Approval of Ethereum spot ETFs marks a significant milestone for Bitcoin adoption, asserts MicroStrategy executive chairman Michael Saylor during his recent appearance on the What Bitcoin Did podcast. Saylor, a prominent Bitcoin investor, has consistently advocated for Bitcoin as the premier cryptocurrency for storing value, previously assuming that no other assets would attain regulatory legitimacy in the United States. However, recent developments indicate a shift in the country’s regulatory stance towards the cryptocurrency industry, reflecting a more accommodating approach.
Michael Saylor Wrong On Ethereum ETFs
“In the current landscape, the best expectation is that the crypto asset class will gain legitimacy and bipartisan support,” remarked Saylor during the interview. “Many aspects will be viewed in a more favorable light, with Bitcoin emerging as the leader of this asset class.”
This revised forecast contrasts sharply with Saylor’s earlier remarks at MicroStrategy World, where he confidently stated that Ether, the second-largest cryptocurrency, would not receive regulatory approval and would likely be labeled an unregistered security.

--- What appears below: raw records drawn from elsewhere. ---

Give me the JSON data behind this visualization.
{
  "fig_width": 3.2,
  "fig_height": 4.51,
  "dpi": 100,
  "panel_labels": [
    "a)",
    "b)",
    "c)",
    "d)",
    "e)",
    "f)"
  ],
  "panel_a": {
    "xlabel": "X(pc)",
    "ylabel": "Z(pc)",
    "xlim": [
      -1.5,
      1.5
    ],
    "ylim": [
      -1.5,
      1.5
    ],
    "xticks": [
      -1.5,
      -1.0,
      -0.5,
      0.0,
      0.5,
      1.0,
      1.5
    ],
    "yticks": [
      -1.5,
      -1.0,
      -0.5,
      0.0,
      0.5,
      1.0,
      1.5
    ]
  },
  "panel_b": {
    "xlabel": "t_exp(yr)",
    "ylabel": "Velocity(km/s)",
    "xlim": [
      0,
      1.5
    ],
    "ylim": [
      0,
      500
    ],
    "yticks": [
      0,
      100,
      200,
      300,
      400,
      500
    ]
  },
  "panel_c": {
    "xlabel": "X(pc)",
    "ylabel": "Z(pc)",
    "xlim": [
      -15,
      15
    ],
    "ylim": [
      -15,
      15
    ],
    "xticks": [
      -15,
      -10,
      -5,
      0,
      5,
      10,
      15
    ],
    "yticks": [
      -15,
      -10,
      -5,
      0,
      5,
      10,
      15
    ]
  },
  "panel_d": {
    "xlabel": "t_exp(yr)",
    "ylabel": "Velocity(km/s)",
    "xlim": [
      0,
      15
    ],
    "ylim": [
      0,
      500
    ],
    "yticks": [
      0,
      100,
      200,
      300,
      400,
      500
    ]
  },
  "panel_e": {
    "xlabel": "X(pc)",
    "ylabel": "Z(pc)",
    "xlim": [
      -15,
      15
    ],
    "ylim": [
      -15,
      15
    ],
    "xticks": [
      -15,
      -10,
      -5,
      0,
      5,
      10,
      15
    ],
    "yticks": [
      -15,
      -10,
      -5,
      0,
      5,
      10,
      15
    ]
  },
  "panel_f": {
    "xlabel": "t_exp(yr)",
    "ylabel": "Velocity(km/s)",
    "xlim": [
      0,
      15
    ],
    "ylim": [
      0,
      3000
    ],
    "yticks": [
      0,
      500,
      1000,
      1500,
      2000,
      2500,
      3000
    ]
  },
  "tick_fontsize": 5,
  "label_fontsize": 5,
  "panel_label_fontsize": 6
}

“At that time, I believed Ether would never be approved for a spot ETF, nor accepted by Wall Street or institutional investors,” he declared. “Bitcoin stands alone as the universally acknowledged institutional-grade crypto asset. There won’t be another like it.”
Previously, Bloomberg ETF experts had also expressed skepticism about the approval of Ether ETFs. However, regulators unexpectedly initiated discussions with issuers on their applications last week after months of silence. On Thursday, the agency granted approval for exchanges to list these funds, a move legal experts interpret as confirming Ether’s status as a non-security.
Changing Political Winds On Crypto
Saylor attributes the Securities and Exchange Commission (SEC)’s shift in stance, as well as that of the Biden administration, to a confluence of political developments in May.
Firstly, bipartisan legislation passed in both the House and Senate allowing banks in the United States to offer crypto custody services.
Following this, the House of Representatives approved FIT21, a comprehensive bill establishing a legal framework for crypto issuers and companies to operate within the bounds of the law.
Furthermore, former President Donald Trump voiced strong support for safeguarding citizens’ rights to hold cryptocurrencies if re-elected, pledging to counteract the Democratic party’s more adversarial position.
“I believe this is advantageous for Bitcoin – perhaps even more so, as we’re now backed by the entire crypto industry,” remarked Saylor. “In fact, I think it could expedite institutional adoption.”